Tuesday, June 26, 2007
Anyway back to the Schnitzel experience - the deal was you could choose between a schnitzel or a rump steak + salad + a schooner of beer. We were keen before we even knew about the beer so when we paid up and got little red beer tickets we were most impressed. The quality of the meal was what you'd expect for ten bucks - bland with wilted salad and crunchy potato salad. The beer was crisp and cold and made up for the boringness of the food. Ted chose the rump and got to cook it himself on the grill, surrounded by a small group of pub patrons huddled around it's radiant warmth - they kept a running commentary on the progress of the steak cooking and made sure Ted didn't burn it...ahh Winter in Canberra....
Monday, June 25, 2007
As I was driving home tonight I was fascinated by the foggy nightscape I was experiencing. All the street lights created these golden pools of soft light, there was an amazing organge glow in the sky over our house. The misty fog - something I haven't seen the like of in years - created this beautiful diffused light, like a Clarice Beckett night scene. I went outside and took a bunch of photos from my front door step getting some great tree silhouettes in this lovely light.
Is it universal? Do you have to wait until judgement day to be served in any Spotlight store - or is it just the case with my local? It wasn't exactly crowded at 8pm tonight, in fact we were next in line when we lined up - it still took a good 15 minutes to get to the counter - plenty of time to ponder the attractions of discounted polyester fur and numerous mysterious of kreative kraft items.
Wednesday, June 20, 2007
It was fascinating for me to be reminded of images I was surrounded by as a high school student. It was great to see a poster for the Bitumen river gallery - the first place I encountered contemporary art as a teenager and to see a poster listing George Washingmachine and the Dead Wringers headlining a local gig. There is a great raw energy in these images - it has that '80s protest punk kinda feel - and interesting to see how many of the same issues we are still grappling with twenty years later.
Anyone in Canberra check it out - it runs until 30 June.
Tuesday, June 19, 2007
I was in Geelong for work the week before last. I have a job that takes me to all sorts of random places and has it's pros and cons. On the negative side I am getting sadly familiar with those nasty synthetic fluffy beige blankets you only seem to find in hotels and motels of a certain quality. The positives include getting to see places I would otherwise never have a reason to visit, getting out of the office, and getting the odd quiet night in a hotel where I can do nothing but curl up in bed and read a book. Tho' I do feel concerned about the carbon debt I must be racking up flying all over the place and am determined to investigate switching my house over to solar power and creating some more environmentally sustainable living habits.
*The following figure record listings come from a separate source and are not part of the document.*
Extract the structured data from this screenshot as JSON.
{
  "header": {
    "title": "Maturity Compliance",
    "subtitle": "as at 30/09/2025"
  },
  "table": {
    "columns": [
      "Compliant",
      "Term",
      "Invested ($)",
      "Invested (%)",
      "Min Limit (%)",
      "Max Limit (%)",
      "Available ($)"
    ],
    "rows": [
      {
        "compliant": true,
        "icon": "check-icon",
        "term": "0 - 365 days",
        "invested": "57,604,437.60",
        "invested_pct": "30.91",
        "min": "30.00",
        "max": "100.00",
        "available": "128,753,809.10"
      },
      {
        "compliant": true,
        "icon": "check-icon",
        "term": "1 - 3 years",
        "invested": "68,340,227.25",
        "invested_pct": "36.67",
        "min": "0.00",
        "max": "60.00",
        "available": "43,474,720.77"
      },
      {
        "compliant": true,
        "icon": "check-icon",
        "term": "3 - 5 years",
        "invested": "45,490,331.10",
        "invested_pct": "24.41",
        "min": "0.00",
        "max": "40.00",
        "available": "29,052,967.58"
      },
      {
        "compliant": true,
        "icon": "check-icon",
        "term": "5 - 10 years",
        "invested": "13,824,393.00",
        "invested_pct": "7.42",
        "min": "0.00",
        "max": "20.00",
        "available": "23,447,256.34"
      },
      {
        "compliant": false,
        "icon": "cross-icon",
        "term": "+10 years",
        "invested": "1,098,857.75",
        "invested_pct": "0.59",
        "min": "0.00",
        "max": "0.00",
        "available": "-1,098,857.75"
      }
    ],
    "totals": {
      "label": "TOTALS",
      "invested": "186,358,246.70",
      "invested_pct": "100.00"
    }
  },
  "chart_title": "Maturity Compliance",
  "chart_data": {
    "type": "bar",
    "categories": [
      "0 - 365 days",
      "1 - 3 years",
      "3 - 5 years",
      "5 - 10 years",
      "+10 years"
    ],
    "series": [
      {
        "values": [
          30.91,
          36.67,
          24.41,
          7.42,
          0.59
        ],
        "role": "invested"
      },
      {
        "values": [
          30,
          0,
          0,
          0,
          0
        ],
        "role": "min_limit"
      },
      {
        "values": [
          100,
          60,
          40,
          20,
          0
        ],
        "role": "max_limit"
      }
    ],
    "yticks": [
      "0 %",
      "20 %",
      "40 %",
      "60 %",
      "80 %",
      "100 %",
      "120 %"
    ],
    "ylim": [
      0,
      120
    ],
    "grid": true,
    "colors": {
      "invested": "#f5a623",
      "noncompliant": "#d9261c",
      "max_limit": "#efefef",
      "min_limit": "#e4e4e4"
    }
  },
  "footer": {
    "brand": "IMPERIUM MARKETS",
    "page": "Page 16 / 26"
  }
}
The picture above is of the side of a building in central Geelong, I really love seeing a bit of colour and decoration in architecture - especially if it moves beyond the postmodern lego look. I particularly like the links this one has to wall paper patterns.
Monday, June 18, 2007
The potlatch was a cultural practice much studied by ethnographers. "Potlatch is a festive event within a regional exchange system among tribes of the North pacific Coast of North America, including the Salish and Kwakiutl of Washington and British Columbia." Sponsors of a potlatch give away many useful items such as food, blankets, worked ornamental mediums of exchange called "coppers", and many other various items. In return, they earned prestige. To give a potlatch enhanced one’s reputation and validated social rank, the rank and requisite potlatch being proportional, both for the host and for the recipients by the gifts exchanged. Prestige increased with the lavishness of the potlatch, the value of the goods given away in it.
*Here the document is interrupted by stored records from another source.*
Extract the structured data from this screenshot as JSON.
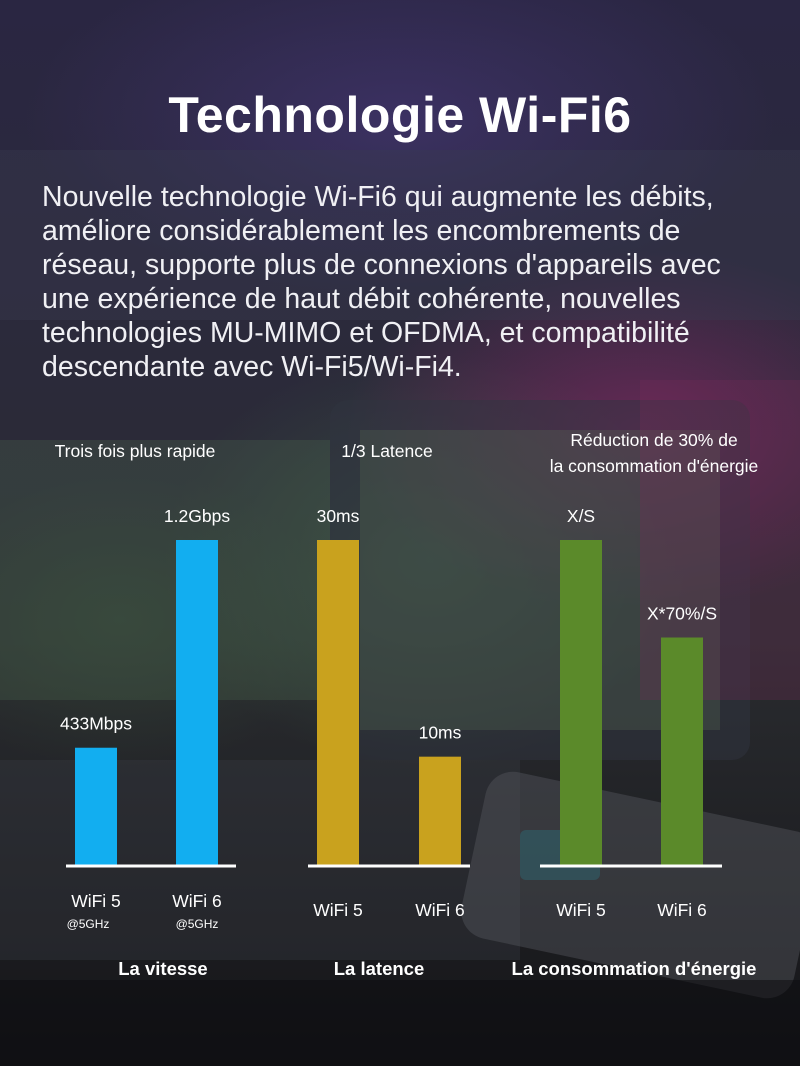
{
  "title": "Technologie Wi-Fi6",
  "description": "Nouvelle technologie Wi-Fi6 qui augmente les débits, améliore considérablement les encombrements de réseau, supporte plus de connexions d'appareils avec une expérience de haut débit cohérente, nouvelles technologies MU-MIMO et OFDMA, et compatibilité descendante avec Wi-Fi5/Wi-Fi4.",
  "colors": {
    "speed": "#12aef0",
    "latency": "#c9a21e",
    "energy": "#5b8a2a",
    "baseline": "#ffffff"
  },
  "chart_data": [
    {
      "type": "bar",
      "title": "Trois fois plus rapide",
      "title_lines": [
        "Trois fois plus rapide"
      ],
      "xlabel": "La vitesse",
      "categories": [
        "WiFi 5",
        "WiFi 6"
      ],
      "category_sublabels": [
        "@5GHz",
        "@5GHz"
      ],
      "values": [
        433,
        1200
      ],
      "value_labels": [
        "433Mbps",
        "1.2Gbps"
      ],
      "unit": "Mbps",
      "ylim": [
        0,
        1200
      ],
      "grid": false,
      "color": "#12aef0"
    },
    {
      "type": "bar",
      "title": "1/3 Latence",
      "title_lines": [
        "1/3 Latence"
      ],
      "xlabel": "La latence",
      "categories": [
        "WiFi 5",
        "WiFi 6"
      ],
      "category_sublabels": [
        "",
        ""
      ],
      "values": [
        30,
        10
      ],
      "value_labels": [
        "30ms",
        "10ms"
      ],
      "unit": "ms",
      "ylim": [
        0,
        30
      ],
      "grid": false,
      "color": "#c9a21e"
    },
    {
      "type": "bar",
      "title": "Réduction de 30% de la consommation d'énergie",
      "title_lines": [
        "Réduction de 30% de",
        "la consommation d'énergie"
      ],
      "xlabel": "La consommation d'énergie",
      "categories": [
        "WiFi 5",
        "WiFi 6"
      ],
      "category_sublabels": [
        "",
        ""
      ],
      "values": [
        1,
        0.7
      ],
      "value_labels": [
        "X/S",
        "X*70%/S"
      ],
      "ylim": [
        0,
        1
      ],
      "grid": false,
      "color": "#5b8a2a"
    }
  ]
}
In our mutated version people bring random clothes and small household items they would otherwise throw out or take to the op shop and dump them in a pile in our front room. Everyone goes through the pile of stuff and takes away bits and pieces they like. The rest of the stuff gets taken to the Salvos or Vinnies at the end of the day. It's a great way to recycle and have a party at the same time. This year's effort was a little smaller that previous year's but I managed to score a blue velvet jacket, some red cord trousers and multiple pairs of sunglasses while feeling virtuous that I was offloading more unnecessary stuff than I was gaining.